John Ruskin was unfortunate enough to write too many books and live too long. As a person that thought and lived in a highly visual and mind centred world of his own he was bound to be almost incomprehsible to most of those that came after him. I have now read Stones of Venice, Patoretia (his autobiography), Elements of Drawing and a few of his Lectures. From this starting point I’ll try to revive him as a broad thinker of the modern type and a man who achieved far more than was his aim in life, or for that matter in art.
In the context of modern art Ruskin was fortunate to know Turner the great colourist and interpreter of his world. Much of what Ruskin found in art and architecture was related to the past but he also attempted to influence the direction of art into the future. In over 40 years of writing he exposed gradual changes in his opinions and in his understanding of the world around him. Not suprisingly he often wrote of an ideal position in art that was then pursued by artists in quite varied ways, to add to the difficulties of his readers he quite often altered his position on all but the most basic technical levels of observation.
Religion played an important part in much of his writing, in this he often sounds like a religiously oriented modern American. For those of us without a religious bent this preoccupation is quite often confusing if not completely off putting. Even Ruskin’s attitude to religion changed during his life time and this is reflected in his writings, his autobiography perhaps placing his most accurate representation of his move away from religious preoccupation or dominance. For the reader it is not impossible to view Ruskins religious statements as an organised spirituality that promoted the general good and asked his readers to venerate life in a refined uplifting way.
Ruskin was an independently wealthy man as were so many people involved in the arts at the time. His views on some issues are of course quite shocking, such as his questioning the value of education for the less fortunate (a view shared by Dega, Moore etc). In many respects he sought to reject the cancerous nature of the industrial revolution, in particular the reduction of the workers to nothing more than machines producing goods with which their input was the repetition of an action rather than the application of their own thinking. Unfortunately the cynicism of the middle class was to over power his view and by the end of his life he was regarded as a dreamer, despite the obvious degradation of the worker to little more than animals.

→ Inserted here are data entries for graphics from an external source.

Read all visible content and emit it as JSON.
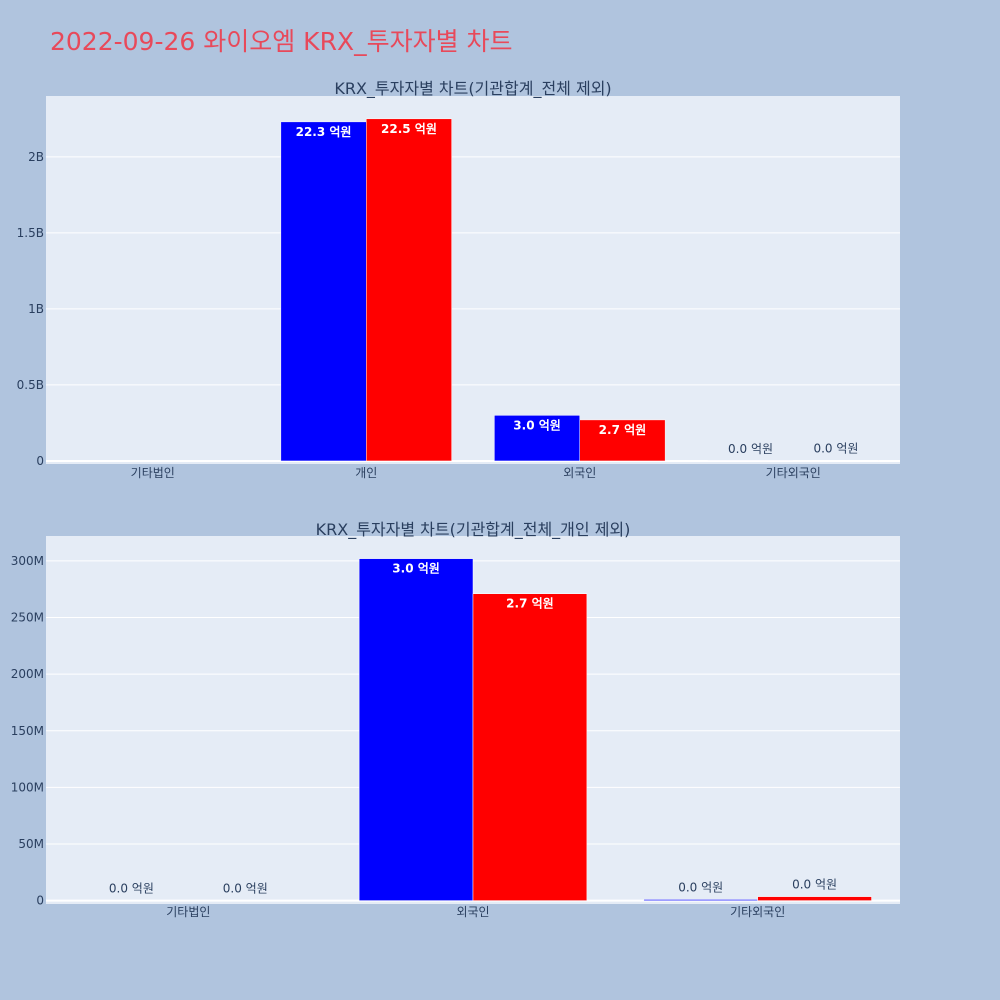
{
  "page": {
    "title": "2022-09-26 와이오엠 KRX_투자자별 차트",
    "background": "#b0c4de",
    "title_color": "#e8495a"
  },
  "chart_data": [
    {
      "type": "bar",
      "title": "KRX_투자자별 차트(기관합계_전체 제외)",
      "categories": [
        "기타법인",
        "개인",
        "외국인",
        "기타외국인"
      ],
      "series": [
        {
          "color": "#0000ff",
          "values": [
            0,
            2230000000,
            300000000,
            1000000
          ],
          "labels": [
            "",
            "22.3 억원",
            "3.0 억원",
            "0.0 억원"
          ]
        },
        {
          "color": "#ff0000",
          "values": [
            0,
            2250000000,
            270000000,
            3000000
          ],
          "labels": [
            "",
            "22.5 억원",
            "2.7 억원",
            "0.0 억원"
          ]
        }
      ],
      "yticks": [
        0,
        500000000,
        1000000000,
        1500000000,
        2000000000
      ],
      "ytick_labels": [
        "0",
        "0.5B",
        "1B",
        "1.5B",
        "2B"
      ],
      "ylim": [
        -20000000,
        2400000000
      ],
      "grid": true,
      "plot_background": "#e5ecf6"
    },
    {
      "type": "bar",
      "title": "KRX_투자자별 차트(기관합계_전체_개인 제외)",
      "categories": [
        "기타법인",
        "외국인",
        "기타외국인"
      ],
      "series": [
        {
          "color": "#0000ff",
          "values": [
            0,
            302000000,
            1000000
          ],
          "labels": [
            "0.0 억원",
            "3.0 억원",
            "0.0 억원"
          ]
        },
        {
          "color": "#ff0000",
          "values": [
            0,
            271000000,
            3500000
          ],
          "labels": [
            "0.0 억원",
            "2.7 억원",
            "0.0 억원"
          ]
        }
      ],
      "yticks": [
        0,
        50000000,
        100000000,
        150000000,
        200000000,
        250000000,
        300000000
      ],
      "ytick_labels": [
        "0",
        "50M",
        "100M",
        "150M",
        "200M",
        "250M",
        "300M"
      ],
      "ylim": [
        -3000000,
        322000000
      ],
      "grid": true,
      "plot_background": "#e5ecf6"
    }
  ]
}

We are constantly reminded today that the Impressionists gave us the, at the time, odd idea of colouring shadows in paintings. Ruskin put forward the concept of warmth and colour in shadows long before Monet and co were influential. We have to admit that Goethe put this view long before Ruskin and that German artists used this approach in the 1830s, followed by the Pre-Raphelites (under the influence of Ruskin) in the 1850s. How the Impressionists gained the credit for this is a touch lost on me.
Another of the approaches that the Impressionists are supposed to have given us is to visually reduce scenes they were undertaking to paint to areas of colour to place on the canvas. Ruskin and many before him were fully aware that to bring an image to the canvas this is exactly what the artist had to do. Perhaps this misconception was understandable in France where the five step academic method was an accepted standard approach that limited the use of this principle. The only point on which Ruskin can be seen to differ in this direct colour approach is that he did not abandon the concept of blending to achieve an effect, as did the colour emphasising impressionists.
I’ll return to this occassional series later in the year.